A full Halloween chapter is coming! And it shall be sexy and scary and edge-of-your-seat. In the meantime, I felt very compelled to write a short drabbly thing that borders on fluff. So here it is.


I told you I would return / when the robin makes his nest / But I ain't never coming back... I'm sorry / I'm sorry / I'm sorry...

-Weezer, "Butterfly"


"Jimmy," Dandy whispered, sliding in beside his friend and pulling the covers up over both of their heads like he often did. "Oh, Jimmy, I can't sleep. I'm just so excited for Halloween tomorrow... I just can't wait to terrorize the town. That and my stomach hurts. I gorged myself on candy corn."

Jimmy forced a wan smile in the dark. Only the small light outside the window illuminated the room enough to make his profile visible.

"What is it, pet?" asked Dandy impatiently. "Aren't you excited?"

Jimmy didn't look at him. "What you said earlier," he began, "that your body holds a heart that can't love. What was that shit?" He felt the beginning of tears prick his eyes and inwardly hated himself for it. He didn't know why he was suddenly so goddamn needy, why he felt the sudden need for this psychopath to love him. It wasn't even romantic. He just felt desperate for assurance that someone in his current life cared for him, that his existence wasn't completely shallow and cold.

Dandy shrugged. "The prisoner looked right into my eyes as he died," he said, "and I felt nothing."

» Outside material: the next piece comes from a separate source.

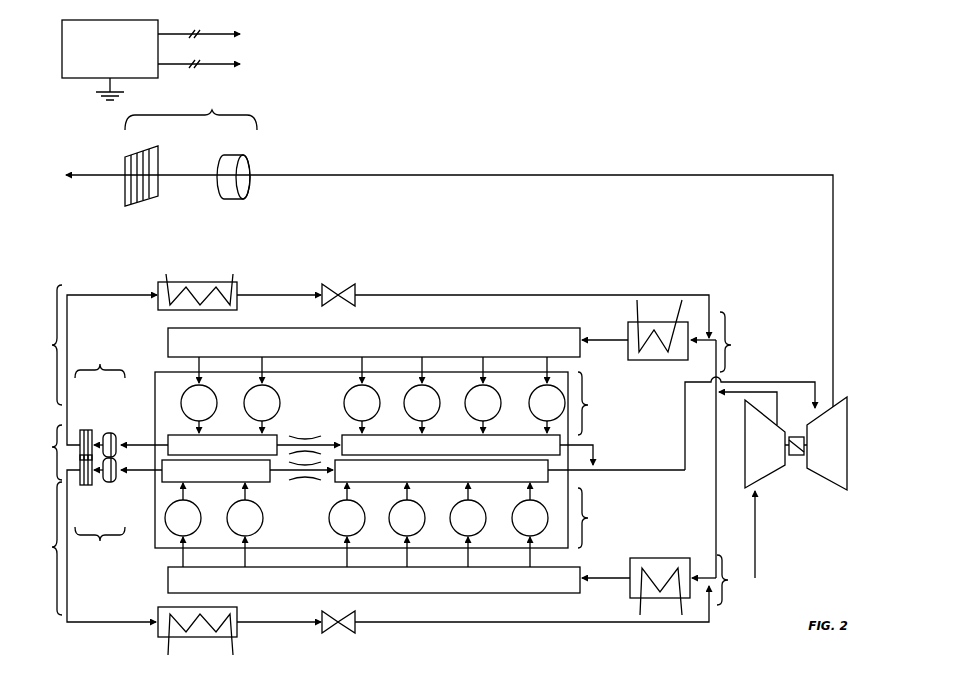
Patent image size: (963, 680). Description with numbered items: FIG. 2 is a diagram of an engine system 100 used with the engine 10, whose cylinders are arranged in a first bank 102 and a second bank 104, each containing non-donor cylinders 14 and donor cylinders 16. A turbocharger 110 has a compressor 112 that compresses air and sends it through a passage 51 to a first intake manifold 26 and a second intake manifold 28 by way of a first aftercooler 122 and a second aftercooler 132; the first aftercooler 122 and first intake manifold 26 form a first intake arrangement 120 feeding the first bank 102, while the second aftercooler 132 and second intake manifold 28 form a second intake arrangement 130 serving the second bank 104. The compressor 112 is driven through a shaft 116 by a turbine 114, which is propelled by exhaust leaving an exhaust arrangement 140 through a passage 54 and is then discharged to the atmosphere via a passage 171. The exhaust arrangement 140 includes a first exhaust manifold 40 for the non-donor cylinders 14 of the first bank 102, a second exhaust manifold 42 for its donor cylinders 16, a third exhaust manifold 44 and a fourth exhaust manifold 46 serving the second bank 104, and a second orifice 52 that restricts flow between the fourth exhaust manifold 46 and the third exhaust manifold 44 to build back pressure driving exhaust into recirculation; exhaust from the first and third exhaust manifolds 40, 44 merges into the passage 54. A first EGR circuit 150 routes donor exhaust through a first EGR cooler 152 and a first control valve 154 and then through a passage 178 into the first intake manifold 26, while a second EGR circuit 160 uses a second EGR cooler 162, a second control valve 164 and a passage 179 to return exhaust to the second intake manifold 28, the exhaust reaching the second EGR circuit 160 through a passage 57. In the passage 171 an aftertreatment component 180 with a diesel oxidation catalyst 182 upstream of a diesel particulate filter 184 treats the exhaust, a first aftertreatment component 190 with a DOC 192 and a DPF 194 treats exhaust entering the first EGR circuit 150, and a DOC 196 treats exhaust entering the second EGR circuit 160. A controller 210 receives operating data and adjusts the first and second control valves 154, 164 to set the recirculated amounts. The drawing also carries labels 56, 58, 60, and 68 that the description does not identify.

"And what about when I look into them?" asked Jimmy, his voice catching, turning now to face the other man. "Huh?"

Dandy's eye and lip performed that odd emotional twitch of theirs. "When you look into them I want to die," he said tensely. "When you look into them my chest hurts. Like when I cough."

"I want to die," whispered Jimmy.

"Oh, pet, please don't cry..." said Dandy with a syrupy tenderness, reaching out to wipe the tears from one side of Jimmy's face with his fingertips. Jimmy flinched but let him.

"I hate your eyes," he complained, continuing. "I do. I want the stupid ghosts gone from them, and they won't do as I say. They won't leave. I would kill over and over and over again-I would kill my own mother-to make them not haunted anymore."

Jimmy sniffled, a sound like slush on a gravel driveway. "That's not what I want..."

"Please," begged Dandy, the edge of a meltdown in his voice. "I detest crying. You're my friend. You're the only light I've ever know."

"But I haven't changed you..." Jimmy choked.

"No," agreed Dandy flatly, staring straight up at the inside of the quilt. "I'm so sorry."

Jimmy bit his lip and felt hands on his face again, drying it with a kind of clumsy tenderness that, in light of everything else, was heartbreaking.

"But I can listen," Dandy insisted, a whisper. "I can." He beamed. "Tell me about Meep, our fallen hero. Remember? I told you I want to know everything."

Jimmy did. His tales of the freak show, the squalor and impropriety of it, were wonderfully exotic to Dandy. He still would have liked to join. He didn't say as much, though. He just listened as promised, wiping the tears from Jimmy's eyes as they fell, over and over, with an odd look of wonder on his face.

They passed out side by side, sweaty-haired and akimbo and a few inches apart. He'd fallen asleep in the freak's room, mother be damned.